TB: I appreciate that. If there is any parent out there who feels that they haven't been heard, what would you encourage them to do?
CH: I would encourage them to follow the chain of command and the chain of command would be that you start with the classroom teacher. You move to the building administrator. If you still don't feel satisfied, you would move to the superintendent. And then, as appropriate, I could refer that to the Board of Education. That's in our policy.
CH: Being heard is not the same necessarily as getting the answer that you expect. We all know that. But I can assure you that parents are heard. Community members are heard when they reach out.
TB: Moving on, why should the board speak with one voice?
CH: The board should speak with one voice for several different reasons. The board by policy designates a spokesperson for the school district. We have that policy for you and I know that you've gathered those policies from other school districts as well and the board by policy has designated the superintendent as the spokesperson. Our board has also gone a step further. Recently we did a board retreat and the board established norms, which you also probably saw on our website, and one of the norms that the board established was that they would speak with one voice. They would speak with one voice on matters related to the school district. Board members individually don't have power on their own. They have power and they come together around the board table. That is not the same as their inability to express an opinion. Anybody has the ability to express an opinion. But in terms of commenting on district business, the board members only can speak with that same one voice as a board and not as individuals and they've designated the superintendent, as they probably have in most school districts, as the spokesperson for the district.
TB: Before this whole issue came up, I never, in 30 years of journalism come across agencies that said we must speak as one voice, that individual people are not their own independent agents who are responsible to their constituents. What you describe sounds like the kind of thing we would expect in Communist China where we all must be on the same page, people aren't allowed to dissent.
CH: You have the policies and I know you have the policies from the other school districts as well.
TB: Do your members have a right to dissent?
CH: Absolutely, they do.
TB: So why are they not allowed to speak those opinions if asked?

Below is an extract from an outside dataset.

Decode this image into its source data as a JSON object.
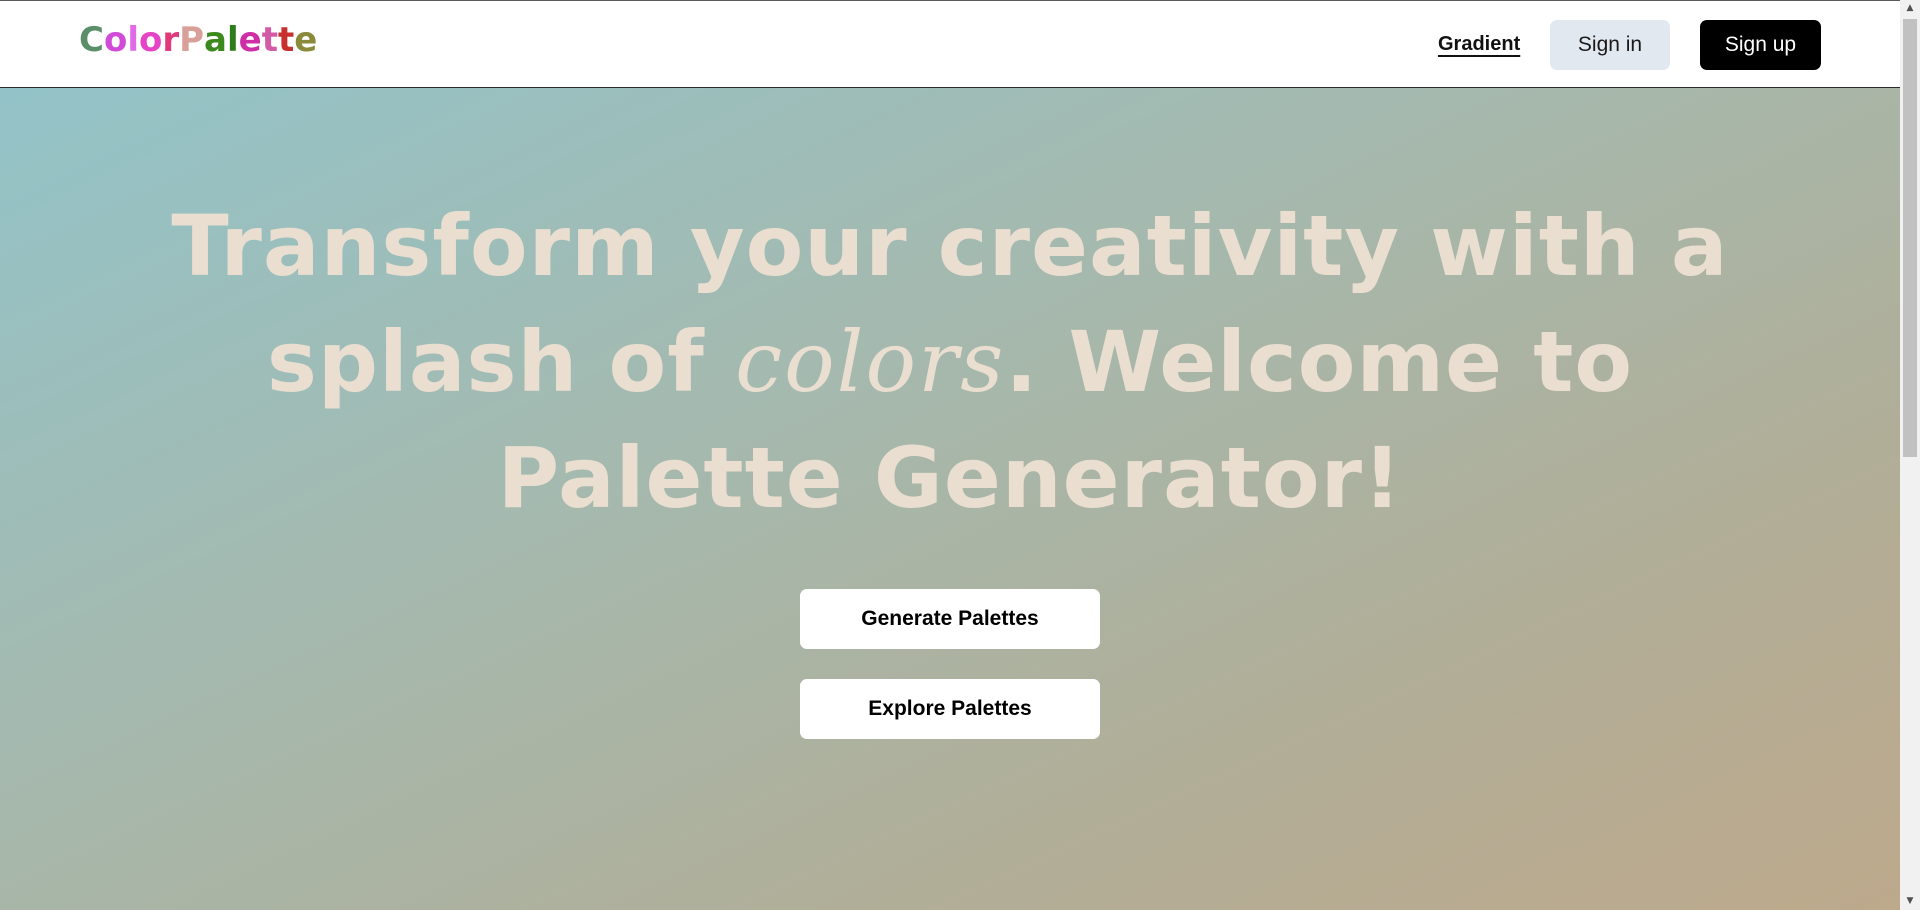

JENNIFER SCHWARTZOTT: That isn't what she said. She didn't say --
TB: I'm asking this, this because this has been my experience. Nobody can speak their opinions individually, from my experience in dealing with this school district. So I don't know, why that is?
CH: Can you maybe use a different word than allowed? Where are you finding that nobody can speak?
TB: That's comes from your statements and her statements to me.
JS: That is certainly not my statements as we've -- I'm not part of this interview, so if you want to ask Dr. Huber what her statements are you certainly can but she can't speak for me --
(NOTE: Since this interview, The Batavian has twice emailed Schwartzott offering her an opportunity to clarify her position. She hasn't acknowledged the emails.)
TB: When the first time I tried to talk to you the clear message as we speak with only one voice.
TB: Which is negating dissent or individuals’ views.
CH: It's in keeping with our policy. An important thing to keep in mind, too, is that one of the central jobs of a Board of Education is that they get to approve a policy. So, Boards of Education approve the policy that talks about things like who is the spokesperson for the board.